The entire cohort received ATRA during induction, each consolidation course, and maintenance.

Historically, physicians have included high doses of anthracyclines in the treatment of pediatric APL. However, anthracyclines are associated with an increased risk for cardiac toxicity, and the risk grows with higher cumulative doses (≥300 mg/m2) and younger age at exposure. ATRA has been shown to improve survival in pediatric APL.

ATRA was administered at a divided daily dose of 25 mg/m2on induction days 1 to 30, and days 1 to 14 of each consolidation course and each maintenance cycle. Induction included ATRA and idarubicin. Consolidation included 2 cycles of ATRA and ATO.
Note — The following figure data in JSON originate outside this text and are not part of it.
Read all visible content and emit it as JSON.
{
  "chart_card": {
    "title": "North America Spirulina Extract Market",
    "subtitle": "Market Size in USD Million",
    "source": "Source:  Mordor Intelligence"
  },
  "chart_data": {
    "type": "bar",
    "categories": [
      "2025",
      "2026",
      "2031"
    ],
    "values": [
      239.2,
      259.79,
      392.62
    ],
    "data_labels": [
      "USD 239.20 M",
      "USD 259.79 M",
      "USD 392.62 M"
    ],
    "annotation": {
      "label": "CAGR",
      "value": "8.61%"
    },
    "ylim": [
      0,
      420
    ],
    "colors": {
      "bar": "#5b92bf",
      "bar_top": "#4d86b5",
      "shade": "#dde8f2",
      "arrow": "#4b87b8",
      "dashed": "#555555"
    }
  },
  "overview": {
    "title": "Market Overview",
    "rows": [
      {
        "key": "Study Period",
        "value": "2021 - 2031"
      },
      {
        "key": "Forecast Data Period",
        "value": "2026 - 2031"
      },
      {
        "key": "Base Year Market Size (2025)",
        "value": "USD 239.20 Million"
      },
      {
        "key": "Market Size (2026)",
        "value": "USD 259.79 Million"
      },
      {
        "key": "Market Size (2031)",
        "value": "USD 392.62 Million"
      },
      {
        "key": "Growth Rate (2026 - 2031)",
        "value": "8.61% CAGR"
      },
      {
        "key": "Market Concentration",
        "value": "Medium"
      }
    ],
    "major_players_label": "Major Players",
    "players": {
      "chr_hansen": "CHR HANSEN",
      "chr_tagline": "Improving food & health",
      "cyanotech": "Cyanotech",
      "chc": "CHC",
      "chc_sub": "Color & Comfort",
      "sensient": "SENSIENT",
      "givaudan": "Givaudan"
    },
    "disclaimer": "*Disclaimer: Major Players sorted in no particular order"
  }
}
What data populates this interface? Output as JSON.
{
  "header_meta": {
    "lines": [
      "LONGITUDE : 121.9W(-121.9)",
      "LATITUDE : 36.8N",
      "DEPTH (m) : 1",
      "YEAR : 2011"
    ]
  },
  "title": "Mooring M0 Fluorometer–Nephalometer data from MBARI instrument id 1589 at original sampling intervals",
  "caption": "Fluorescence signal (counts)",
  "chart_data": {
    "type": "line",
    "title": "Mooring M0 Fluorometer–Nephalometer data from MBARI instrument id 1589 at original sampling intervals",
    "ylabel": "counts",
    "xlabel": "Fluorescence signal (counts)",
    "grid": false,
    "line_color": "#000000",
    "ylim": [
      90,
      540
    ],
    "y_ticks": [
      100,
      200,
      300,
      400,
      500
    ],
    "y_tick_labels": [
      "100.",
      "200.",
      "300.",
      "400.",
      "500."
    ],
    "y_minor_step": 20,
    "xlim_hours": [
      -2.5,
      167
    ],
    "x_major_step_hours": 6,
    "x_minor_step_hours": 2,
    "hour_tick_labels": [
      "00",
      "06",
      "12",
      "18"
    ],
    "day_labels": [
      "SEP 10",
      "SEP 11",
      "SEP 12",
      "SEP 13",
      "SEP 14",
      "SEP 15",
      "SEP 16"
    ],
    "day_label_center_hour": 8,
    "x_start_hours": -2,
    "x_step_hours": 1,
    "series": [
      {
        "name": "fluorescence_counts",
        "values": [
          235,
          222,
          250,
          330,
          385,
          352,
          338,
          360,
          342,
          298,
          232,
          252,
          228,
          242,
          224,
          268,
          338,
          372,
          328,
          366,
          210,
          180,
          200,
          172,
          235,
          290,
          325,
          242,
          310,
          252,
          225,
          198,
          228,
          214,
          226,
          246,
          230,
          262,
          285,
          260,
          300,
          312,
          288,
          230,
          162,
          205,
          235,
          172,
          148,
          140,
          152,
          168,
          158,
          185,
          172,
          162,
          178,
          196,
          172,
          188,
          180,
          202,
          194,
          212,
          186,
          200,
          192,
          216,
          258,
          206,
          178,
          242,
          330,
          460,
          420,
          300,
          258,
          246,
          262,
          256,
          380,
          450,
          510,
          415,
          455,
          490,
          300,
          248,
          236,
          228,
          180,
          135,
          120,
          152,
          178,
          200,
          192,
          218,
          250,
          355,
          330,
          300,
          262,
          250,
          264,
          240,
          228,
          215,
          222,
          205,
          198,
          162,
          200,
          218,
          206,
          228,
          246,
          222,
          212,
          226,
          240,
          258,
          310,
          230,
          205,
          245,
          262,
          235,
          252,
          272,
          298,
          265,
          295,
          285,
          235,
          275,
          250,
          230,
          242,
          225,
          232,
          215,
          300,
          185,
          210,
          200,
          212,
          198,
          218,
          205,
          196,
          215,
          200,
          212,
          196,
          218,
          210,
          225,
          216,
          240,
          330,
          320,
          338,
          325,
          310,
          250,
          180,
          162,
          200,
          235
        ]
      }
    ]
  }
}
Patients received nine 12-week cycles of maintenance therapy consisting of ATRA, 6-mercaptopurine, and oral methotrexate. Standard-risk patients received 3 prophylactic treatments of intrathecal cytarabine and high-risk patients received 4.

Hematologic complete response was 81%, but patients could remain on-protocol regardless of response at the end of induction. PML-RAR RQ-PCR analysis at the end of consolidation showed a molecular remission rate of 100%.

The investigators reported that the incidence of adverse events (AEs) was highest during induction (82%), followed by consolidation 2 (73%), consolidation 4 (69%), combined maintenance cycles (53%), consolidation 1 cycle 1 (34%), consolidation 1 cycle 2 (30%), and consolidation 3 (13%).

Median follow-up for patients alive at last contact was 3.73 years (range, 0.003-5.97). For patients who survived to receive ATO in consolidation 1, 3-year disease-free survival was 93% ± 6% for standard-risk patients and 89% ± 12% in the high-risk group.

Reference:

Kutny MA, Alonzo TA, Gerbing RB, et al. Arsenic trioxide consolidation allows anthracycline dose reduction for pediatric patients with acute promyelocytic leukemia: Report from the Children’s Oncology Group phase III historically controlled trial AAML0631 [published online August 2, 2017].J Clin Oncol.doi: 10.1200/JCO.2016.71.6183.